Can you really be a failure in life — losing your chance to get on the escalator that goes to the top — because you did something wrong when you were only a year old? What did you do wrong? Did you wet your nappy, perhaps? Did you try to put the square block into the round hole? Or was your smile just not cute enough?
Fundoshi , baby!
I used to love watching Asashoryu, a Mongolian sumo wrestler. He made the sport seem elegant as he slipped under the grasp of bigger opponents and lifted them off their feet, or when he spun around on his heel as part of a victory celebration. He was considered small for a yokozuna at 184 centimeters tall and 145 kilograms in weight. There’s currently a wrestler, Enho, who’s just 169 cm tall and 99 kg in weight.
Recently, I found some even smaller wrestlers. My son’s nursery decided to put on a sumo tournament, and teach the toddlers to push one another out of a ring. Thus 3-year-old Yumenishiki — my son by his shikona, or sumo name — took to the ring.
I was unable to witness an actual bout between the toddlers. I wonder if they were really pushing and tripping each other? Did they have any idea of what was going on? The nursery certainly seemed proud of its tournament, though, and started displaying stars in front of the shikona of the winners of the toddler-bouts for the public to see.
When my wife went to pick up our son a short while after the end of the sumo event, she noticed pictures of the tournament on the nursery walls. Boys and girls aged 3 to 6 were displayed in fighting poses wearing nothing but a pair of pants. Sumo wrestlers do, of course, battle wearing nothing but a little fundoshi (loin cloth) around their waist.
My first reaction was that I couldn’t imagine an American nursery going five minutes with this policy without getting sued. Then I started to think that it may perhaps indicate an admirable refusal to go down the path of paranoid over-protectiveness. Let kids be kids, and parents be aware that the range of philosophies on offer varies widely — from mollycoddling to Spartan. And given the shortage of nursery places, you may just have to go with the flow.

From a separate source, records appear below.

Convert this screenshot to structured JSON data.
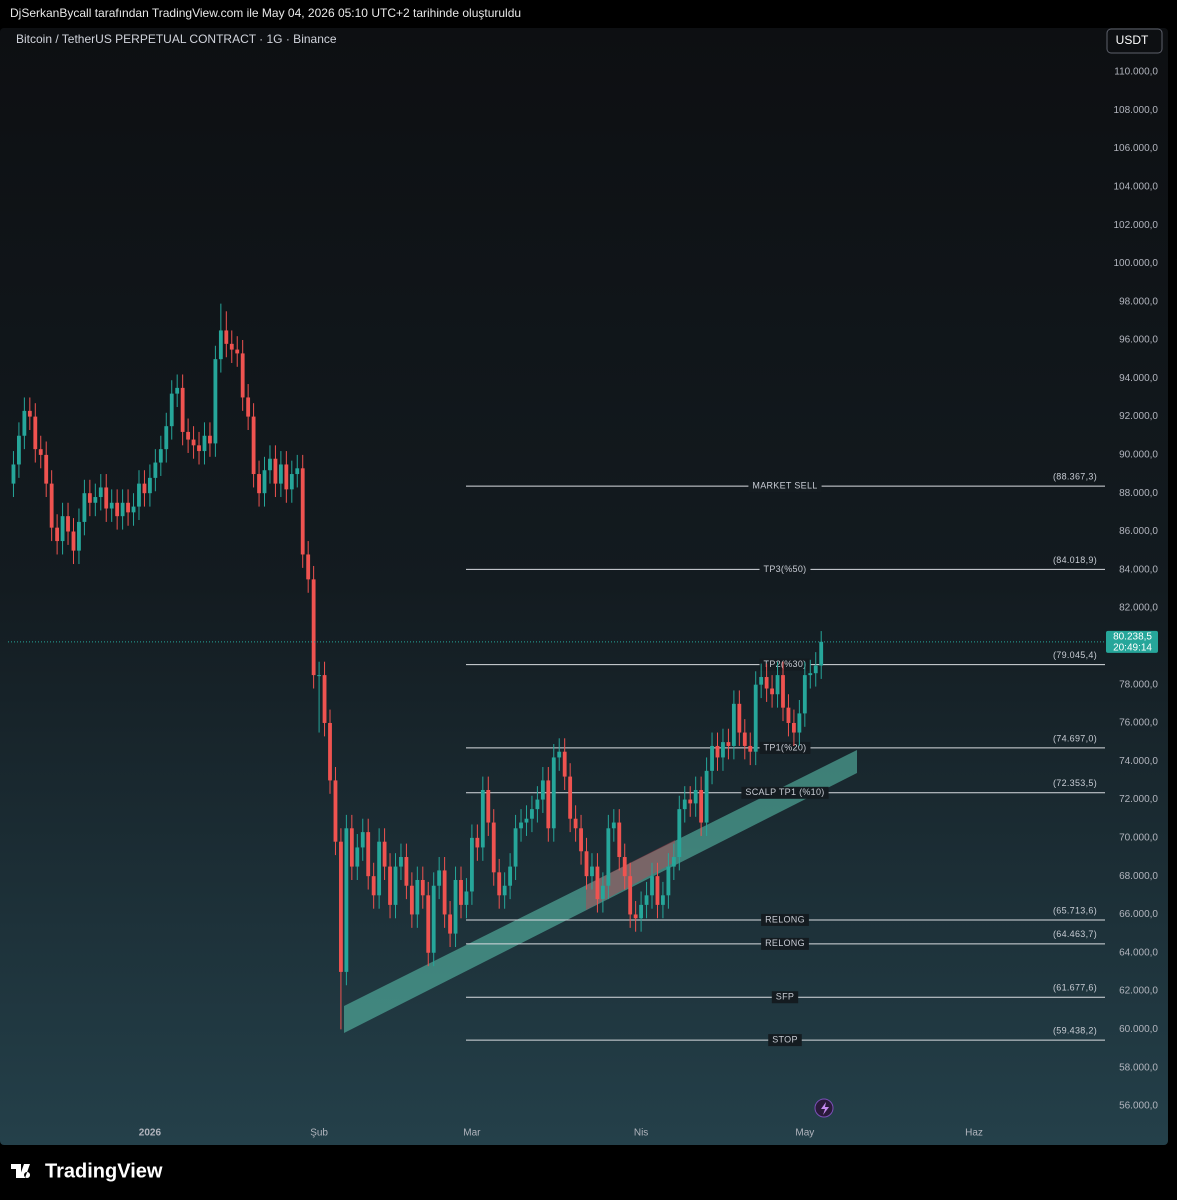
{
  "header": "DjSerkanBycall tarafından TradingView.com ile May 04, 2026 05:10 UTC+2 tarihinde oluşturuldu",
  "brand": "TradingView",
  "chart_data": {
    "type": "candlestick",
    "title": "Bitcoin / TetherUS PERPETUAL CONTRACT · 1G · Binance",
    "currency": "USDT",
    "up_color": "#26a69a",
    "down_color": "#ef5350",
    "x": [
      0,
      1,
      2,
      3,
      4,
      5,
      6,
      7,
      8,
      9,
      10,
      11,
      12,
      13,
      14,
      15,
      16,
      17,
      18,
      19,
      20,
      21,
      22,
      23,
      24,
      25,
      26,
      27,
      28,
      29,
      30,
      31,
      32,
      33,
      34,
      35,
      36,
      37,
      38,
      39,
      40,
      41,
      42,
      43,
      44,
      45,
      46,
      47,
      48,
      49,
      50,
      51,
      52,
      53,
      54,
      55,
      56,
      57,
      58,
      59,
      60,
      61,
      62,
      63,
      64,
      65,
      66,
      67,
      68,
      69,
      70,
      71,
      72,
      73,
      74,
      75,
      76,
      77,
      78,
      79,
      80,
      81,
      82,
      83,
      84,
      85,
      86,
      87,
      88,
      89,
      90,
      91,
      92,
      93,
      94,
      95,
      96,
      97,
      98,
      99,
      100,
      101,
      102,
      103,
      104,
      105,
      106,
      107,
      108,
      109,
      110,
      111,
      112,
      113,
      114,
      115,
      116,
      117,
      118,
      119,
      120,
      121,
      122,
      123,
      124,
      125,
      126,
      127,
      128,
      129,
      130,
      131,
      132,
      133,
      134,
      135,
      136,
      137,
      138,
      139,
      140,
      141,
      142,
      143,
      144,
      145,
      146,
      147,
      148
    ],
    "open": [
      88500,
      89500,
      91000,
      92300,
      92000,
      90300,
      90000,
      88500,
      86200,
      85500,
      86800,
      86000,
      85000,
      86500,
      88000,
      87500,
      87800,
      88300,
      87200,
      87500,
      86800,
      87500,
      87000,
      87300,
      88500,
      88000,
      88800,
      89600,
      90300,
      91500,
      93200,
      93500,
      91200,
      90800,
      90500,
      90200,
      91000,
      90600,
      95000,
      96500,
      95800,
      95500,
      95300,
      93000,
      92000,
      89000,
      88000,
      89200,
      89800,
      88500,
      89500,
      88200,
      89000,
      89300,
      84800,
      83500,
      78500,
      78500,
      76000,
      73000,
      69800,
      63000,
      70500,
      68500,
      69500,
      70300,
      68000,
      67000,
      69800,
      68500,
      66500,
      68500,
      69000,
      67500,
      66000,
      67800,
      67000,
      64000,
      67500,
      68300,
      66000,
      65000,
      67800,
      66500,
      67200,
      70000,
      69500,
      72500,
      70800,
      68200,
      67000,
      67500,
      68500,
      70500,
      70800,
      71000,
      71500,
      72000,
      73000,
      70500,
      74200,
      74500,
      73200,
      71000,
      70500,
      69300,
      68000,
      68500,
      66800,
      67500,
      70500,
      70800,
      69000,
      68000,
      66000,
      65800,
      66500,
      67000,
      68000,
      66500,
      67000,
      68500,
      69000,
      71500,
      72000,
      71800,
      72500,
      70800,
      73500,
      74800,
      74200,
      75000,
      74800,
      77000,
      75500,
      74800,
      74500,
      78000,
      78400,
      77800,
      77500,
      78500,
      76800,
      76000,
      75500,
      76500,
      78500,
      78600,
      79000
    ],
    "high": [
      90200,
      91700,
      93000,
      93000,
      92700,
      91000,
      90700,
      89200,
      86900,
      87500,
      87500,
      86700,
      87200,
      88700,
      88700,
      88500,
      89000,
      89000,
      88200,
      88200,
      88200,
      88200,
      88000,
      89200,
      89200,
      89500,
      90300,
      91000,
      92200,
      93900,
      94200,
      94200,
      91900,
      91500,
      91200,
      91700,
      91700,
      95700,
      97900,
      97500,
      96500,
      96200,
      96000,
      93700,
      92700,
      89700,
      89900,
      90500,
      90500,
      90200,
      90200,
      89700,
      90000,
      90000,
      85500,
      84200,
      79200,
      79200,
      76700,
      73700,
      70500,
      71200,
      71200,
      70200,
      71000,
      71000,
      68700,
      70500,
      70500,
      69200,
      69200,
      69700,
      69700,
      68200,
      68500,
      68500,
      67700,
      68200,
      69000,
      69000,
      66700,
      68500,
      68500,
      67900,
      70700,
      70700,
      73200,
      73200,
      71500,
      68900,
      68200,
      69200,
      71200,
      71500,
      71700,
      72200,
      72700,
      73700,
      73700,
      74900,
      75200,
      75200,
      73900,
      71700,
      71200,
      70000,
      69200,
      69200,
      68200,
      71200,
      71500,
      71500,
      69700,
      68700,
      66700,
      67200,
      67700,
      68700,
      68700,
      67700,
      69200,
      69700,
      72200,
      72700,
      72700,
      73200,
      73200,
      74200,
      75500,
      75500,
      75700,
      75700,
      77700,
      77700,
      76200,
      75500,
      78700,
      79100,
      79100,
      78500,
      79200,
      79200,
      77500,
      76700,
      77200,
      79200,
      79300,
      79700,
      80800
    ],
    "low": [
      87800,
      88800,
      90300,
      91300,
      89600,
      89300,
      87800,
      85500,
      84800,
      84800,
      85300,
      84300,
      84300,
      85800,
      86800,
      86800,
      87100,
      86500,
      86500,
      86100,
      86100,
      86300,
      86300,
      86600,
      87300,
      87300,
      88100,
      88900,
      89600,
      90800,
      92500,
      90500,
      90100,
      89800,
      89500,
      89500,
      89900,
      89900,
      94300,
      95100,
      94800,
      94600,
      92300,
      91300,
      88300,
      87300,
      87300,
      88500,
      87800,
      87800,
      87500,
      87500,
      88300,
      84100,
      82800,
      77800,
      75500,
      75300,
      72300,
      69100,
      60000,
      62300,
      67800,
      67800,
      68800,
      67300,
      66300,
      66300,
      67800,
      65800,
      65800,
      67800,
      66800,
      65300,
      65300,
      66300,
      63300,
      63300,
      66800,
      65300,
      64300,
      64300,
      65800,
      65800,
      66500,
      68800,
      68800,
      70100,
      67500,
      66300,
      66300,
      66800,
      67800,
      69800,
      70100,
      70300,
      70800,
      71300,
      69800,
      69800,
      73500,
      72500,
      70300,
      69800,
      68600,
      67300,
      67300,
      66100,
      66100,
      66800,
      69800,
      68300,
      67300,
      65300,
      65100,
      65100,
      65800,
      66300,
      65800,
      65800,
      66300,
      67800,
      68300,
      70800,
      71100,
      71100,
      70100,
      70100,
      72800,
      73500,
      73500,
      74100,
      74100,
      74800,
      74100,
      73800,
      73800,
      77300,
      77100,
      76800,
      76800,
      76100,
      75300,
      74800,
      74800,
      75800,
      77800,
      77900,
      78300
    ],
    "close": [
      89500,
      91000,
      92300,
      92000,
      90300,
      90000,
      88500,
      86200,
      85500,
      86800,
      86000,
      85000,
      86500,
      88000,
      87500,
      87800,
      88300,
      87200,
      87500,
      86800,
      87500,
      87000,
      87300,
      88500,
      88000,
      88800,
      89600,
      90300,
      91500,
      93200,
      93500,
      91200,
      90800,
      90500,
      90200,
      91000,
      90600,
      95000,
      96500,
      95800,
      95500,
      95300,
      93000,
      92000,
      89000,
      88000,
      89200,
      89800,
      88500,
      89500,
      88200,
      89000,
      89300,
      84800,
      83500,
      78500,
      78500,
      76000,
      73000,
      69800,
      63000,
      70500,
      68500,
      69500,
      70300,
      68000,
      67000,
      69800,
      68500,
      66500,
      68500,
      69000,
      67500,
      66000,
      67800,
      67000,
      64000,
      67500,
      68300,
      66000,
      65000,
      67800,
      66500,
      67200,
      70000,
      69500,
      72500,
      70800,
      68200,
      67000,
      67500,
      68500,
      70500,
      70800,
      71000,
      71500,
      72000,
      73000,
      70500,
      74200,
      74500,
      73200,
      71000,
      70500,
      69300,
      68000,
      68500,
      66800,
      67500,
      70500,
      70800,
      69000,
      68000,
      66000,
      65800,
      66500,
      67000,
      68000,
      66500,
      67000,
      68500,
      69000,
      71500,
      72000,
      71800,
      72500,
      70800,
      73500,
      74800,
      74200,
      75000,
      74800,
      77000,
      75500,
      74800,
      74500,
      78000,
      78400,
      77800,
      77500,
      78500,
      76800,
      76000,
      75500,
      76500,
      78500,
      78600,
      79000,
      80238.5
    ],
    "last_price_label": "80.238,5",
    "countdown": "20:49:14",
    "xlim": [
      -1,
      200
    ],
    "xticks": [
      {
        "value": 25,
        "label": "2026"
      },
      {
        "value": 56,
        "label": "Şub"
      },
      {
        "value": 84,
        "label": "Mar"
      },
      {
        "value": 115,
        "label": "Nis"
      },
      {
        "value": 145,
        "label": "May"
      },
      {
        "value": 176,
        "label": "Haz"
      }
    ],
    "ylim": [
      53960,
      112190
    ],
    "yticks": [
      {
        "value": 56000,
        "label": "56.000,0"
      },
      {
        "value": 58000,
        "label": "58.000,0"
      },
      {
        "value": 60000,
        "label": "60.000,0"
      },
      {
        "value": 62000,
        "label": "62.000,0"
      },
      {
        "value": 64000,
        "label": "64.000,0"
      },
      {
        "value": 66000,
        "label": "66.000,0"
      },
      {
        "value": 68000,
        "label": "68.000,0"
      },
      {
        "value": 70000,
        "label": "70.000,0"
      },
      {
        "value": 72000,
        "label": "72.000,0"
      },
      {
        "value": 74000,
        "label": "74.000,0"
      },
      {
        "value": 76000,
        "label": "76.000,0"
      },
      {
        "value": 78000,
        "label": "78.000,0"
      },
      {
        "value": 80000,
        "label": "80.000,0"
      },
      {
        "value": 82000,
        "label": "82.000,0"
      },
      {
        "value": 84000,
        "label": "84.000,0"
      },
      {
        "value": 86000,
        "label": "86.000,0"
      },
      {
        "value": 88000,
        "label": "88.000,0"
      },
      {
        "value": 90000,
        "label": "90.000,0"
      },
      {
        "value": 92000,
        "label": "92.000,0"
      },
      {
        "value": 94000,
        "label": "94.000,0"
      },
      {
        "value": 96000,
        "label": "96.000,0"
      },
      {
        "value": 98000,
        "label": "98.000,0"
      },
      {
        "value": 100000,
        "label": "100.000,0"
      },
      {
        "value": 102000,
        "label": "102.000,0"
      },
      {
        "value": 104000,
        "label": "104.000,0"
      },
      {
        "value": 106000,
        "label": "106.000,0"
      },
      {
        "value": 108000,
        "label": "108.000,0"
      },
      {
        "value": 110000,
        "label": "110.000,0"
      }
    ],
    "grid": false,
    "levels": [
      {
        "name": "MARKET SELL",
        "value": 88367.3,
        "label": "(88.367,3)"
      },
      {
        "name": "TP3(%50)",
        "value": 84018.9,
        "label": "(84.018,9)"
      },
      {
        "name": "TP2(%30)",
        "value": 79045.4,
        "label": "(79.045,4)"
      },
      {
        "name": "TP1(%20)",
        "value": 74697.0,
        "label": "(74.697,0)"
      },
      {
        "name": "SCALP TP1 (%10)",
        "value": 72353.5,
        "label": "(72.353,5)"
      },
      {
        "name": "RELONG",
        "value": 65713.6,
        "label": "(65.713,6)"
      },
      {
        "name": "RELONG",
        "value": 64463.7,
        "label": "(64.463,7)"
      },
      {
        "name": "SFP",
        "value": 61677.6,
        "label": "(61.677,6)"
      },
      {
        "name": "STOP",
        "value": 59438.2,
        "label": "(59.438,2)"
      }
    ]
  }
}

Yumenishiki was one of the only toddlers to get no stars by his name over the course of the two-week tournament. I tried to teach him to trip and push an opponent, and was sorely tempted to overfeed him in order to bulk him up. When we practiced, he just came bounding over, grasped my hands, and started dancing around in a circle, singing, “Ring a Ring o’ Roses.” Perhaps it’s for the best. Having a 3-year-old with a killer instinct could be problematic.
As free as a nursery?
In October, the Japanese government enacted a law that makes child care available for 3- to 5-year-old children free of charge, if both the child’s parents are working or if they meet certain other limited conditions.
This is no doubt a big help to many families, but free tuition doesn’t necessarily mean things won’t become costly. Parents may have to pay the costs of food, special activities, crayons and other materials, care that begins or ends beyond designated times, and so on. We had to buy a uniform for our toddler costing ¥18,000 for the new April term. He will probably grow out of it by August.
And you can make the nurseries as cheap as you like, but it is of no help if parents can’t win a suitable place. Many areas are still sorely short of day care facilities, and so can’t offer places within a reasonable commute from the parents’ home.
There are myriad other options: semi-certificated nurseries, private nurseries, kindergartens and Hoiku Mama — private individuals offering full-time child care. At least there are options as long as you yourself never fell off the escalator of life, and have the money to be choosy.
Good luck to all little people experiencing a new regime from April (hopefully). Plant your heel behind their leg, and push them hard in the chest.